Rhubarb and mascarpone tarts
1 sheet puff pastry
4 tbsps mascarpone cheese
3 stems rhubarb (peel off any thick stringy bits)
3 tbsps caster sugar
Turn the oven on to 200º C. Line a tray with baking paper if it isn’t non-stick, or grease and flour it. Cut a sheet of pastry into four. Top each with the cheese, spread thinly, then rhubarb chopped into long thin slices, then scatter on the sugar. Bake for 15-20 minutes till the pastry edges are mid-brown and the rhubarb tender. By then the pastry should be cooked even in the middle, the rhubarb soft, and the whole delicious.
Winter Pottage
This is ridiculously healthy, but warming and good, and I’ve been having a bowl full each day for the past three weeks.

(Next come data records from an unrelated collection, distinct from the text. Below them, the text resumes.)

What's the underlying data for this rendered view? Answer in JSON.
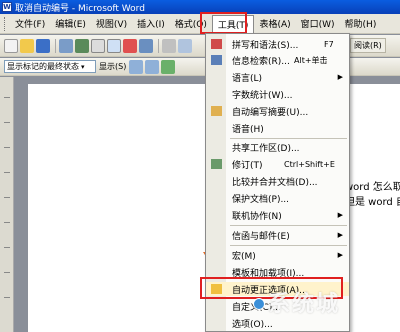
{
  "window": {
    "title": "取消自动编号 - Microsoft Word"
  },
  "menubar": {
    "items": [
      "文件(F)",
      "编辑(E)",
      "视图(V)",
      "插入(I)",
      "格式(O)",
      "工具(T)",
      "表格(A)",
      "窗口(W)",
      "帮助(H)"
    ],
    "active_index": 5
  },
  "toolbar": {
    "read_button": "阅读(R)",
    "markup_combo": "显示标记的最终状态",
    "show_label": "显示(S)"
  },
  "tools_menu": {
    "items": [
      {
        "label": "拼写和语法(S)...",
        "shortcut": "F7"
      },
      {
        "label": "信息检索(R)...",
        "shortcut": "Alt+单击"
      },
      {
        "label": "语言(L)",
        "submenu": true
      },
      {
        "label": "字数统计(W)..."
      },
      {
        "label": "自动编写摘要(U)..."
      },
      {
        "label": "语音(H)"
      },
      {
        "label": "共享工作区(D)..."
      },
      {
        "label": "修订(T)",
        "shortcut": "Ctrl+Shift+E"
      },
      {
        "label": "比较并合并文档(D)..."
      },
      {
        "label": "保护文档(P)..."
      },
      {
        "label": "联机协作(N)",
        "submenu": true
      },
      {
        "label": "信函与邮件(E)",
        "submenu": true
      },
      {
        "label": "宏(M)",
        "submenu": true
      },
      {
        "label": "模板和加载项(I)..."
      },
      {
        "label": "自动更正选项(A)..."
      },
      {
        "label": "自定义(C)..."
      },
      {
        "label": "选项(O)..."
      }
    ]
  },
  "document": {
    "line1": "word 怎么取",
    "line2": "但是 word 自"
  },
  "watermark": {
    "text": "系统城"
  },
  "colors": {
    "highlight_box": "#e02020",
    "title_bar": "#0a5de0"
  }
}
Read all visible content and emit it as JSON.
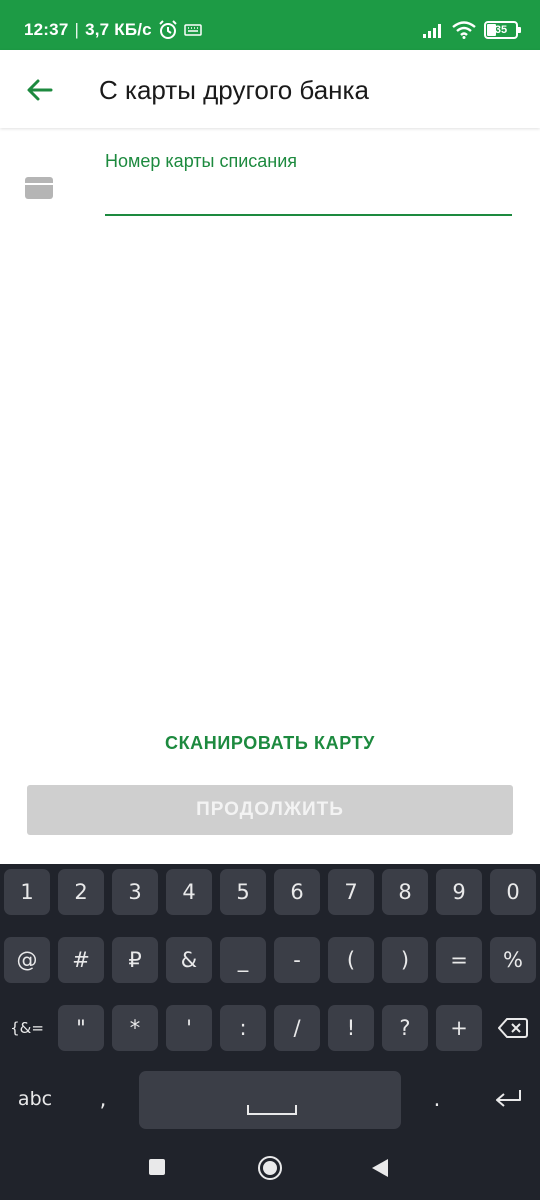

4 cups chicken stock or miso stock
¼ cup barley, dried split peas, red lentils an/or dried tiny brown lentils.
1 kg chopped onions
1 kg chopped and peeled carrots
2 cups spinach (can be frozen)
3 heads of broccoli, chopped into smallish pieces
¼ cup sweet chilli sauce
Simmer onions with dried ingredients in the stock till the brown lentils are soft. Add everything else; simmer till broccoli is tender. Eat with the scones, or even not, as the barley is a superb and sustaining carbohydrate, good for an afternoon’s writing or pruning the blue sage in the garden … as long as it’s a good big bowl, or two medium ones. A few chopped leeks are a good addition.